Canada Takes DNA Database Lead
Reuters

12:20 p.m. Jul. 5, 2000 PDT

OTTAWA -- Canada unveiled on Wednesday what it said was the world's most sophisticated DNA database, capable of identifying criminals through analysis of minute amounts of blood, semen, or skin cells.

The DNA Data Bank will include samples of DNA -- the unique building blocks of every living thing -- from young offenders as well as adults who are convicted of serious crimes. It will also include DNA taken from crime scenes.

DNA databases already exist in the United States, Germany, Britain, Norway, Finland, Belgium, and Denmark.

But Canadian officials said the new C$10 million database, located at the Royal Canadian Mounted Police headquarters in Ottawa, was the most automated and sophisticated of its kind.

"I would think that Canada stands on firm ground as being one of the forerunners in this technology and certainly we've done a great deal to improve the speed of the analysis," said Dr. Ron Fourney, who is in charge of the database.

"The innovations we've developed that make it unique will be the robotics and certainly the cost effectiveness," he told a news conference at the official launch.

Solicitor-General Lawrence MacAuley, the minister in overall charge of Canada's law enforcement agencies, said the database was a powerful tool that would change the way in which police conducted many criminal investigations.

"It will help solve serious crimes more quickly and assist in identifying repeat offenders more effectively and with more certainty. It will help police to focus their resources on key suspects by excluding the innocent more quickly," he said.

The Mounties have been using DNA analysis since 1989 and the new database marks a major step forward in the fight against violent, sexual and repeat offenders, who will be required to give blood samples.

The database -- will cost C$5 million a year to run -- takes five days to process a single sample. Police estimate some 30,000 samples from known serious offenders, suspected criminals, and crime scenes will be processed a year.

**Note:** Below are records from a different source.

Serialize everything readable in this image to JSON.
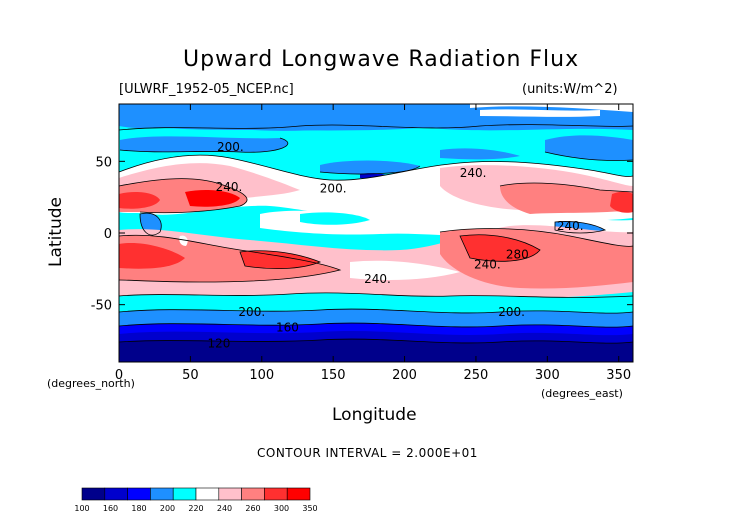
{
  "chart_data": {
    "type": "heatmap",
    "title": "Upward Longwave Radiation Flux",
    "subtitle_left": "[ULWRF_1952-05_NCEP.nc]",
    "subtitle_right": "(units:W/m^2)",
    "xlabel": "Longitude",
    "ylabel": "Latitude",
    "x_unit_label": "(degrees_east)",
    "y_unit_label": "(degrees_north)",
    "xlim": [
      0,
      360
    ],
    "ylim": [
      -90,
      90
    ],
    "x_ticks": [
      0,
      50,
      100,
      150,
      200,
      250,
      300,
      350
    ],
    "y_ticks": [
      50,
      0,
      -50
    ],
    "contour_interval_text": "CONTOUR INTERVAL = 2.000E+01",
    "contour_labels": [
      {
        "text": "200.",
        "lon": 78,
        "lat": 60
      },
      {
        "text": "240.",
        "lon": 77,
        "lat": 32
      },
      {
        "text": "200.",
        "lon": 150,
        "lat": 31
      },
      {
        "text": "240.",
        "lon": 248,
        "lat": 42
      },
      {
        "text": "240.",
        "lon": 316,
        "lat": 5
      },
      {
        "text": "240.",
        "lon": 258,
        "lat": -22
      },
      {
        "text": "280",
        "lon": 279,
        "lat": -15
      },
      {
        "text": "240.",
        "lon": 181,
        "lat": -32
      },
      {
        "text": "200.",
        "lon": 93,
        "lat": -55
      },
      {
        "text": "160",
        "lon": 118,
        "lat": -66
      },
      {
        "text": "120",
        "lon": 70,
        "lat": -77
      },
      {
        "text": "200.",
        "lon": 275,
        "lat": -55
      }
    ],
    "colorbar": {
      "levels": [
        "100",
        "160",
        "180",
        "200",
        "220",
        "240",
        "260",
        "300",
        "350"
      ],
      "colors": [
        "#00008b",
        "#0000cd",
        "#0000ff",
        "#1e90ff",
        "#00ffff",
        "#ffffff",
        "#ffc0cb",
        "#ff8080",
        "#ff3030",
        "#ff0000"
      ]
    }
  }
}
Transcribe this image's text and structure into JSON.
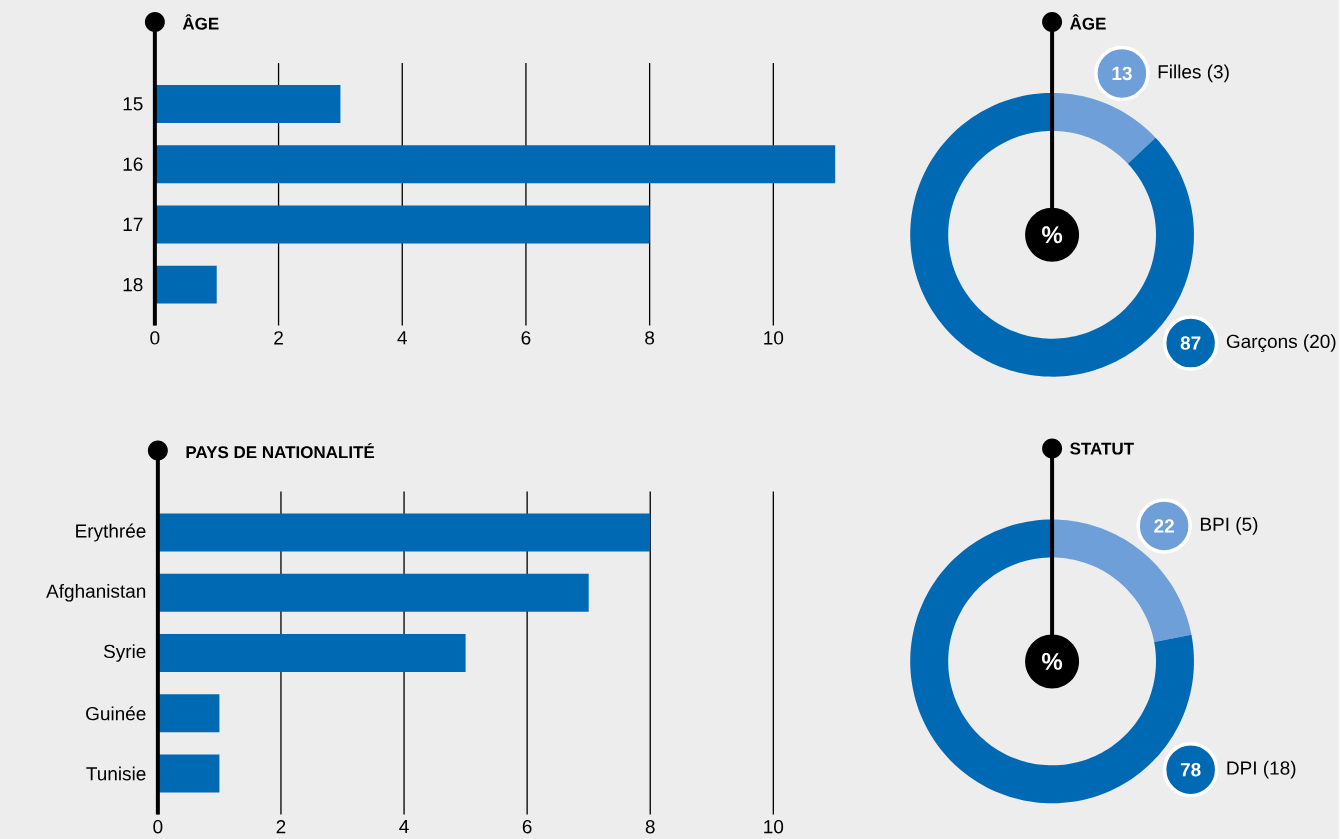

"When we started 10 years (ago) we might have needed a biological sample which was the size of a penny. Today's technology is so revolutionary that 10 percent of what would fit on the head of a pin is all we'd need to do a case," Fourney said.

Officials stressed that to protect the right to privacy, stringent safeguards had been built into the system to ensure suspects' names did not appear on the DNA samples.

Fourney said Canada was negotiating with other nations that possess DNA databanks to set up a system whereby genetic information can be exchanged.

Samples from convicted criminals will be kept permanently on file so that they can be processed again once more advanced technology becomes available.

"I think the DNA Data Bank will be as revolutionary a tool for law enforcement today as fingerprinting was when it was first introduced 100 years ago," said Superintendent Lee Fraser, manager of Canada's Forensic Identification Service.

"Our goal is to catch criminals and in the game of crime, knowing who the bad guys are, being able to single them out and linking them irrefutably to their crimes is a very important tool," he told the news conference.